I’m not pointing this out to add to your already stressful life. Rather, my point is that stressful experiences are the norm. And along with these feelings of stress come negative emotions like fear, sadness, frustration, anger and guilt.

Stress and the negative emotions that go along with it are part of the human experience. And in many ways, these emotions are adaptive. They help us focus on things that are threatening to us — physically or psychologically.

However, if experienced repeatedly over a long period of time, stress can have an effect not just on your psychological well-being but on your physical health as well. In fact, there is a large body of research demonstrating that the long-term experience of stress is related to higher risk of mortality.

All is not lost, however. Research in the past 20 years has demonstrated that the experience of positive emotion, even alongside negative emotion, helps people cope with all types of life stress. By positive emotion I mean positive feelings like being happy, content, excited, joyful, proud, in awe and in love. Positive emotions aren’t simply the flip side of negative emotions — it isn’t that you are either feeling happiness or sadness, fear or contentment. You can feel a little bit of both.

In the context of stressful life events, it is possible to experience moments of positive emotion, and these moments can buffer the negative effects of stress. And positive emotion is associated with better psychological and physical health, independent of the deleterious effects of negative emotion and stress.

In the past 10 years my work has focused on testing a set of eight skills that specifically aim to increase the daily experience of positive emotion. My colleagues and I hypothesize that these more frequent experiences of positive emotion increase individuals’ ability to cope with their life stresses and result in better psychological and physical health by providing a breather or break from stress and by replenishing psychological resources to help individuals sustain coping efforts.

We have tested these eight positive emotion skills in people experiencing health-related and other serious life stress: noticing positive events; savoring positive events; gratitude; mindfulness; positive reappraisal or reframing; noting personal strengths; setting and working toward attainable goals; and acts of kindness.

In a recently completed randomized trial, we taught these positive emotion skills to family caregivers of dementia patients and compared the caregivers to a group who simply reported their emotions in a daily diary format.
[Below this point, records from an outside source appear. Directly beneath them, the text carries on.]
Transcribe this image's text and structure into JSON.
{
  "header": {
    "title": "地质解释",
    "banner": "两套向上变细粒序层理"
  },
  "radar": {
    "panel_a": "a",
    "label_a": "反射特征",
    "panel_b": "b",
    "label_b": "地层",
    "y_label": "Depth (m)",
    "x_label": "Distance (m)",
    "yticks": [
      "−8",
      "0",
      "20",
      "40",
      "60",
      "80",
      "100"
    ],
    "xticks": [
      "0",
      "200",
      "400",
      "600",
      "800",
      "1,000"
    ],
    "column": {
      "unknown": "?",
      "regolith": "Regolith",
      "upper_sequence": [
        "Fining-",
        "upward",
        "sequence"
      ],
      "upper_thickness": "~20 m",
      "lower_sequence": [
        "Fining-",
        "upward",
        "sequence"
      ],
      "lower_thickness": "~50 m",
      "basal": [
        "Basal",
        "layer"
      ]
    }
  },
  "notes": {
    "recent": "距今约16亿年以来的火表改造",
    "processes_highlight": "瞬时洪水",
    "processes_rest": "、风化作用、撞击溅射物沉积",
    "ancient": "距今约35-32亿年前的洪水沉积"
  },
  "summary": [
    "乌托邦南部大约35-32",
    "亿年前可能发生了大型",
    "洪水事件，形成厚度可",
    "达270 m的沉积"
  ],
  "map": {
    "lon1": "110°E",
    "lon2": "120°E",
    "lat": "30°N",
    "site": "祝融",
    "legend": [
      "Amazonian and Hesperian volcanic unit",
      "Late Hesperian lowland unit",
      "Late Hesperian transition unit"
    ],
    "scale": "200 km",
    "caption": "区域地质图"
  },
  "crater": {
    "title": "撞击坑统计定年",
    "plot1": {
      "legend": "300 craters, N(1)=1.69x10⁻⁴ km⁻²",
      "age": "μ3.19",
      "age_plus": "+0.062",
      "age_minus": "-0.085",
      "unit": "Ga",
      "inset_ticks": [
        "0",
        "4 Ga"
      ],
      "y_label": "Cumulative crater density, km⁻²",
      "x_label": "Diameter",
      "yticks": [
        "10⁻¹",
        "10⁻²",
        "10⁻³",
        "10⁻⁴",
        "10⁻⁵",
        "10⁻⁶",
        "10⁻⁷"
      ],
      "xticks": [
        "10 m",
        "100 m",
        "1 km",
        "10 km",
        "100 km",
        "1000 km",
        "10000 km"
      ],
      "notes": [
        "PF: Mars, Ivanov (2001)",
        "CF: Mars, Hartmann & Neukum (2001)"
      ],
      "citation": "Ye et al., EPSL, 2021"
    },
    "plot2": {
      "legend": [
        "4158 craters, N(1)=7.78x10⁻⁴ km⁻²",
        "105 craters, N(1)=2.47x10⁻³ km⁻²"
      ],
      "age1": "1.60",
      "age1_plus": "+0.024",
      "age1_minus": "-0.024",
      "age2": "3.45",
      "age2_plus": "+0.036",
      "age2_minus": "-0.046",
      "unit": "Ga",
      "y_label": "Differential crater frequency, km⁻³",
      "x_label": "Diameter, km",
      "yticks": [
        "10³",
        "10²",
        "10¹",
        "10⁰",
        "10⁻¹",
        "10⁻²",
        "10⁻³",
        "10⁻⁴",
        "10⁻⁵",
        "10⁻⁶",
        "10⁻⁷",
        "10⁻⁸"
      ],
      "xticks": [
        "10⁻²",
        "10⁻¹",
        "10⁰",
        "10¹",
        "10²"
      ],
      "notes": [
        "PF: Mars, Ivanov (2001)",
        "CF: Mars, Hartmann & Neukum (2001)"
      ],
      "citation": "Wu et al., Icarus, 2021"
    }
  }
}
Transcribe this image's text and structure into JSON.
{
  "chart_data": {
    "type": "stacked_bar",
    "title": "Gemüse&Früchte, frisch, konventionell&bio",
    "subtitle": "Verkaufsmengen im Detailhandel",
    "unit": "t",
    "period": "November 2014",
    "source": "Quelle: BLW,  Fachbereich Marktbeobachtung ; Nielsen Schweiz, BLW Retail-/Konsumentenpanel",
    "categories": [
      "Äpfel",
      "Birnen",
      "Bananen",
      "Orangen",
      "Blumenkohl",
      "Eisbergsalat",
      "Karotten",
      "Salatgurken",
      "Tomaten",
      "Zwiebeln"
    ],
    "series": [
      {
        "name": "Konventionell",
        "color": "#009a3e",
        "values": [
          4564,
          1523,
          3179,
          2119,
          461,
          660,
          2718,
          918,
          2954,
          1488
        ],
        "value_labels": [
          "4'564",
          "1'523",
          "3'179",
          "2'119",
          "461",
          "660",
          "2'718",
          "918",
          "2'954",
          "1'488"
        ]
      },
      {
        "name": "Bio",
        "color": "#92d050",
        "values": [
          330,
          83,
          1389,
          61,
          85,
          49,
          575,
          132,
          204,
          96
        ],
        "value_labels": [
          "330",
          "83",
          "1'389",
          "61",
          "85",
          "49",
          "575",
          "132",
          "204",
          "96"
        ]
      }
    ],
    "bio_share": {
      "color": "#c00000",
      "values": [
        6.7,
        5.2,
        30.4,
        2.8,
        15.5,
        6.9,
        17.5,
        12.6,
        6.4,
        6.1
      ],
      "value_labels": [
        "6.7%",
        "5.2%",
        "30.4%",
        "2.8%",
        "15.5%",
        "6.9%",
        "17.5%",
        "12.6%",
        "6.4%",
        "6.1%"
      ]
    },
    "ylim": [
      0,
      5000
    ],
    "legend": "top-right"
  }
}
The results demonstrated that the participants who were taught the positive emotion skills had significantly greater decreases in depression and anxiety and increases in positive emotion and positive views of caregiving.

“Doing this study helped me look at my life not as a big neon sign that says ‘DEMENTIA’ in front of me,” one caregiver said. “Yeah, dementia is out there, but I’ve kind of unplugged the neon sign and scaled down the size of the letters.”

It is important to keep a couple points in mind when thinking about positive emotions in the context of stress and how practicing these skills may help you cope with your own stress. First, this is not a magical package of eight skills that must be practiced together to have an impact. Rather, we think of these skills as options for people to select from, because different skills appeal to different people. Second, although I have done much of my work with people coping with significant health-related stress, these skills are not specific to those particular situations.

Instead, the evidence suggests that practicing these skills can help you cope with whatever type of stress you are experiencing. Finally, it is important to know that we are not advocating a simplistic “don’t worry, be happy” approach to stress and are not asking you to deny the stress in your life or suppress the associated negative emotions.

Instead, with these skills we are offering an opportunity to experience more positive emotion alongside the negative, which will ultimately help you better cope with whatever stress you experience.